Read DSP IC Embeded Source Code from protective memory which include flash and eeprom  ones, crack security fuse bit inside DSP IC chip and extract the firmware from DSP IC memory;

Read DSP IC Embeded Source Code from protective memory which include flash and eeprom ones, crack security fuse bit inside DSP IC chip and extract the firmware from DSP IC memory

We performed an experiment to estimate how much information could be extracted from the PIC16F84A chip after a normal erase operation was applied to it. As can be seen from Figure 46 the memory is completely erased and read as all 1’s well before the end of the standard 10 ms erase cycle. The threshold of the cell’s transistors becomes very low after the erase and cannot be measured the same way as with UV EPROM because the chip stops functioning if the power supply drops below 1.5 V.

With the power glitch technique, it is possible to reduce the supply voltage down to 1 V for a short period of time – enough for the information from memory to be read and latched into the internal buffer.

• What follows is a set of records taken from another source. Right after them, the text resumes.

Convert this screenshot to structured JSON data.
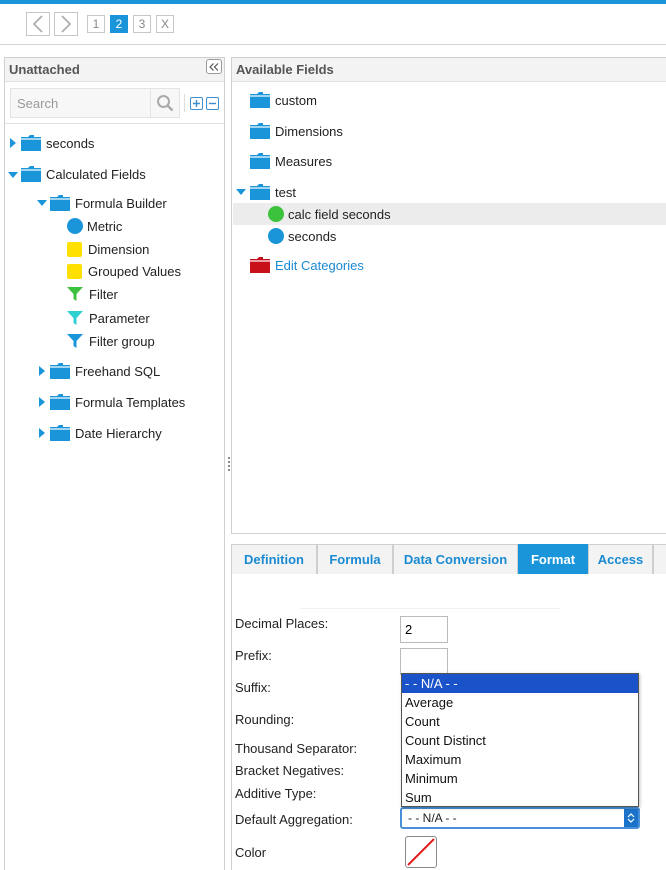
{
  "wizard": {
    "steps": [
      "1",
      "2",
      "3",
      "X"
    ],
    "active_step": "2"
  },
  "left": {
    "title": "Unattached",
    "search_placeholder": "Search",
    "tree": {
      "seconds": "seconds",
      "calculated_fields": "Calculated Fields",
      "formula_builder": "Formula Builder",
      "metric": "Metric",
      "dimension": "Dimension",
      "grouped_values": "Grouped Values",
      "filter": "Filter",
      "parameter": "Parameter",
      "filter_group": "Filter group",
      "freehand_sql": "Freehand SQL",
      "formula_templates": "Formula Templates",
      "date_hierarchy": "Date Hierarchy"
    }
  },
  "available": {
    "title": "Available Fields",
    "items": {
      "custom": "custom",
      "dimensions": "Dimensions",
      "measures": "Measures",
      "test": "test",
      "calc_field_seconds": "calc field seconds",
      "seconds": "seconds",
      "edit_categories": "Edit Categories"
    }
  },
  "tabs": [
    "Definition",
    "Formula",
    "Data Conversion",
    "Format",
    "Access"
  ],
  "active_tab": "Format",
  "format": {
    "decimal_places_label": "Decimal Places:",
    "decimal_places_value": "2",
    "prefix_label": "Prefix:",
    "suffix_label": "Suffix:",
    "rounding_label": "Rounding:",
    "thousand_separator_label": "Thousand Separator:",
    "bracket_negatives_label": "Bracket Negatives:",
    "additive_type_label": "Additive Type:",
    "default_aggregation_label": "Default Aggregation:",
    "default_aggregation_value": "- - N/A - -",
    "color_label": "Color"
  },
  "aggregation_options": [
    "- - N/A - -",
    "Average",
    "Count",
    "Count Distinct",
    "Maximum",
    "Minimum",
    "Sum"
  ],
  "colors": {
    "accent": "#1a95d9",
    "folder": "#1a95d9",
    "metric": "#1a95d9",
    "calc_field": "#3cc23c",
    "dimension": "#ffe000",
    "filter": "#3cc23c",
    "parameter": "#2fd0d0",
    "filter_group": "#1a95d9",
    "edit_categories_folder": "#c8101a",
    "dropdown_selected": "#1a52c9"
  },
  "icons": {
    "back": "chevron-left-icon",
    "forward": "chevron-right-icon",
    "collapse": "double-chevron-left-icon",
    "search": "search-icon",
    "expand_all": "plus-box-icon",
    "collapse_all": "minus-box-icon",
    "folder": "folder-icon",
    "metric": "circle-icon",
    "dimension": "square-icon",
    "filter": "funnel-icon"
  }
}
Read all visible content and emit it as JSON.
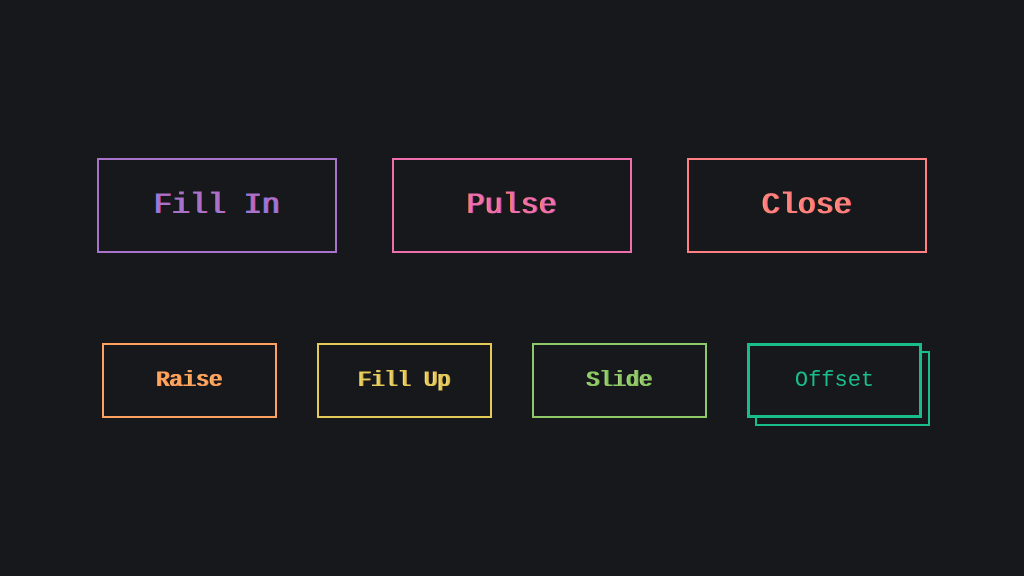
{
  "buttons": {
    "top": [
      {
        "label": "Fill In",
        "variant": "fill-in"
      },
      {
        "label": "Pulse",
        "variant": "pulse"
      },
      {
        "label": "Close",
        "variant": "close"
      }
    ],
    "bottom": [
      {
        "label": "Raise",
        "variant": "raise"
      },
      {
        "label": "Fill Up",
        "variant": "fill-up"
      },
      {
        "label": "Slide",
        "variant": "slide"
      },
      {
        "label": "Offset",
        "variant": "offset"
      }
    ]
  },
  "colors": {
    "background": "#17181c",
    "fill_in": "#a972cb",
    "pulse": "#ef6eae",
    "close": "#ff7f82",
    "raise": "#ffa260",
    "fill_up": "#e4cb58",
    "slide": "#8fc866",
    "offset": "#19bc8b"
  }
}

But this is still not enough to shift the reference voltage of the sense amplifier low enough to detect the threshold of the erased cells.

Read DSP Microcontroller MCU IC Chip Program out from Microprocessor’s memory, disable the security fuse bit by focus ion beam which is commonly used method for Microcontroller cracking and extract memory content from MCU;

Read DSP Microcontroller MCU IC Chip Program out from Microprocessor’s memory, disable the security fuse bit by focus ion beam which is commonly used method for Microcontroller cracking and extract memory content from MCU

In our early experiments with the security protection in PIC microcontrollers, I noticed that the same PIC16F84 chip behaves differently if it is tested right after the erase operation was completed. As this microcontroller is no longer in use and has been replaced by the PIC16F84A, the testing was applied to the new chip.